Sur le plan opérationnel, GE cherchait en permanence à optimiser son portefeuille de métiers. Le marché du matériel médical était en pleine expansion grâce aux nouvelles performances que permettaient les technologies numériques. En France, la filiale de Thomson, le Générale de radiologie n’avait pas atteint la taille critique et GE  était intéressé. Mais s’agissant d’une entreprise nationalisée, il était difficile à l’Etat d’accepter de s’en dessaisir. GE venait d’acquérir RCA, qui comportait d’importantes activités d’électronique grand public et de précieux brevets de télévision en couleur, qui étaient susceptibles d’intéresser Thomson. Jack Welch proposa alors de faire un échange où tout le monde serait gagnant, le médical de Thomson contre la télévision en couleur de RCA. Il se défaussait d’une carte qu’il jugeait perdante pour GE contre une carte qu’il estimait gagnante. Alain Gomez, alors président de Thomson avait fait le raisonnement symétrique et l’Etat fut convaincu.

Le succès le plus spectaculaire, et qui permet à GE d’être encore aujourd’hui un leader mondial concerne les moteurs d’avions et l’alliance avec une entreprise publique française, la SNECMA qui est devenue aujourd’hui SAFRAN. L’accord avait été conclu dans les années 70. L’arrivée de la gauche au pouvoir et la présence de ministres communistes au gouvernement ne dissuada pas Jack Welch de poursuivre ce partenariat si profitable, ce qui témoigne de son pragmatisme.
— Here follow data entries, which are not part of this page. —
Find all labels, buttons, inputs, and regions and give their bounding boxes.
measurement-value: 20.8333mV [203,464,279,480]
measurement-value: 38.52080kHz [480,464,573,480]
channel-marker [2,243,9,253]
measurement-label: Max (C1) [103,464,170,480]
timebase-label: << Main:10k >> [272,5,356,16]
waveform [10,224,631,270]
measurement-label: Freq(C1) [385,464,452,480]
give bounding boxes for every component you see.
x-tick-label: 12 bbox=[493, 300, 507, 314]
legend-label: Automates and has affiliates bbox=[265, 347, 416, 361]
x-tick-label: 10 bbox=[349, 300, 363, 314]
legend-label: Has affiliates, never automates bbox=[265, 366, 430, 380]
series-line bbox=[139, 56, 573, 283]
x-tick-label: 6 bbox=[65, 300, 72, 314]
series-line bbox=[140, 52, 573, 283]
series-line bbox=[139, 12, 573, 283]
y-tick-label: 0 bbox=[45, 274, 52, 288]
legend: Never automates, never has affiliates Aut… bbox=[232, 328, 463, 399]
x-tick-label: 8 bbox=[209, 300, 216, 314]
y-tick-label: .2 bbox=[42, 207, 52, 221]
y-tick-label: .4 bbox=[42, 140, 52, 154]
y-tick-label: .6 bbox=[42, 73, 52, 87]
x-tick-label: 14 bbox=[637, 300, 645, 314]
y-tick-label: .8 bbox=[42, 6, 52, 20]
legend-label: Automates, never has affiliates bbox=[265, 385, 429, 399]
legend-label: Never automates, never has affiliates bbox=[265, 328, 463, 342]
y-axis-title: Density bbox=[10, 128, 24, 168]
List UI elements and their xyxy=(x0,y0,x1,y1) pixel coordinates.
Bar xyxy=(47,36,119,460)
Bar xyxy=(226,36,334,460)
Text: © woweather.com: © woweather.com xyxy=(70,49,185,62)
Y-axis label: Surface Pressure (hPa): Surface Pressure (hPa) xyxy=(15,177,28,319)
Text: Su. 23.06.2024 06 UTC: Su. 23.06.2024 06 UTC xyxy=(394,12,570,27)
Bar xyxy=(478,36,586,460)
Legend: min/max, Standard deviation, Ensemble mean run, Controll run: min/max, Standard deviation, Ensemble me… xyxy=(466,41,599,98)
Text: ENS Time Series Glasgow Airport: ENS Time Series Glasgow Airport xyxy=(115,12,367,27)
Dans les batailles industrielles comme sur le terrain militaire, ce qui compte c’est d’avoir le bon allié. Or les clients étaient des deux côtés de l’Atlantique, Boeing et Mac Donnell Douglas d’un côté et celui qui allait s’appeler bientôt Airbus de l’autre. Le partenariat franco-américain permettait d’avoir des relations privilégiées avec chacun des trois et cette vision était bien sûr partagée du côté de la SNECMA.

L’ascension financière de GE qui lui permit donc de devenir la première capitalisation boursière reposa sur une idée simple que lui suggéra Gary Wendt, en charge de ces activités, qui avait sa confiance mais dont il se méfiait quand même un peu. Les résultats de GE comme sa situation financière lui permettaient d’avoir une notation AAA. Le groupe en profita pour proposer à ses clients de les financer, ce qui devint au fil des années le principal centre de profits du groupe. GE louait, en quelque sorte son bilan aux acheteurs de moteurs d’avion, de chemins de fer, de matériel médical entre autres. Seulement, bien après le départ de Jack Welch, la crise des sub-primes éclata et força les autorités de régulation à prendre des mesures prudentielles. La taille des engagements de GE en faisait un établissement à caractère systémique, comme les grandes banques américaines, ce qui imposait des contraintes financières qui faisait perdre tout intérêt à cette activité. Le bel édifice construit par Gary Wendt allait donc s’écrouler en même temps que la valeur boursière de GE qui était en outre confronté dans bien des métiers à la concurrence coréenne et chinoise.

Jack Welch aimait la France. Il y venait deux fois par an, au mois de janvier, pour rencontrer ses équipes et les grands patrons français qui étaient ou pouvaient devenir un jour ses partenaires et au mois de juin pour assister aux finales à Roland-Garros qui étaient retransmises par la NBC, dont GE était l’actionnaire depuis l’acquisition de la RCA. François Mitterrand en lui décernant le titre d’officier de la Légion d’Honneur en 1987 avait rendu hommage à son action en faveur de l’emploi en France et des relations franco-américaines. Ne l’oublions pas.